Wine and Liquor Accelerator
“This patented design surrounds the beverage with a powerful triangular-shaped magnetic field, and in just 10 seconds, you’ll taste a premium drink’s smooth, mellow flavor equal to years of traditional slow aging.”
You know, until I picked up the Skymall catalog, I thought that “The Amazing Power of Magnets” had gone away at about the same time as phrenology and “bad humors”. But apparently not, because there are a whole bunch of magic magnet products scattered throughout Skymall. (Come to think of it, bad humors haven’t really gone away either. They just call them “toxins” nowadays in the hopes of sounding more scientific. But I digress.)

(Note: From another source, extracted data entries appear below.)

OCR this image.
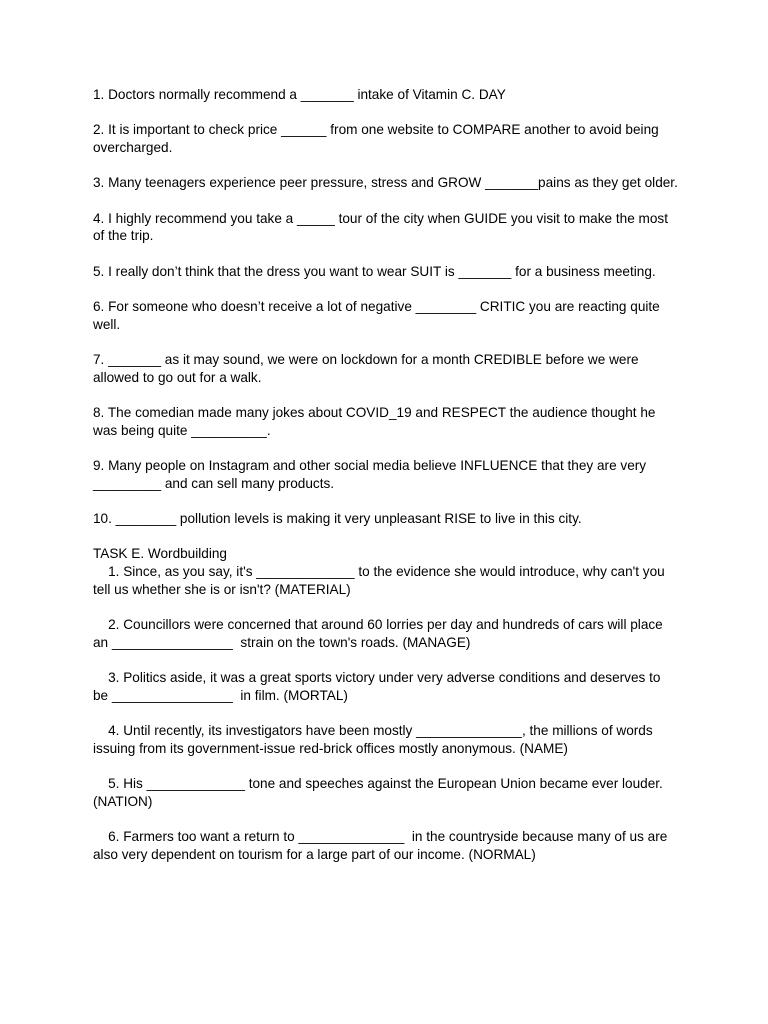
1. Doctors normally recommend a _______ intake of Vitamin C. DAY
2. It is important to check price ______ from one website to COMPARE another to avoid being overcharged.
3. Many teenagers experience peer pressure, stress and GROW _______pains as they get older.
4. I highly recommend you take a _____ tour of the city when GUIDE you visit to make the most of the trip.
5. I really don’t think that the dress you want to wear SUIT is _______ for a business meeting.
6. For someone who doesn’t receive a lot of negative ________ CRITIC you are reacting quite well.
7. _______ as it may sound, we were on lockdown for a month CREDIBLE before we were allowed to go out for a walk.
8. The comedian made many jokes about COVID_19 and RESPECT the audience thought he was being quite __________.
9. Many people on Instagram and other social media believe INFLUENCE that they are very _________ and can sell many products.
10. ________ pollution levels is making it very unpleasant RISE to live in this city.
TASK E. Wordbuilding
1. Since, as you say, it's _____________ to the evidence she would introduce, why can't you tell us whether she is or isn't? (MATERIAL)
2. Councillors were concerned that around 60 lorries per day and hundreds of cars will place an ________________  strain on the town's roads. (MANAGE)
3. Politics aside, it was a great sports victory under very adverse conditions and deserves to be ________________  in film. (MORTAL)
4. Until recently, its investigators have been mostly ______________, the millions of words issuing from its government-issue red-brick offices mostly anonymous. (NAME)
5. His _____________ tone and speeches against the European Union became ever louder. (NATION)
6. Farmers too want a return to ______________  in the countryside because many of us are also very dependent on tourism for a large part of our income. (NORMAL)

The point is, elsewhere in the catalog, magnets held to the skin are supposed to prevent aging, but here they accelerate aging. Those are some pretty smart magnets, that can somehow tell whether they’re near a glass of wine or a person. Or if it’s supposed to be something special about the configuration of the magnets, does that mean that if you put your hand inside this product, it’ll shrivel up like in Indiana Jones? They should probably warn you about that.
“Guaranteed to work 24/7 for 100 years.”
Yeah, I feel comfortable guaranteeing that this will work just as well after 100 years as it does the day you buy it.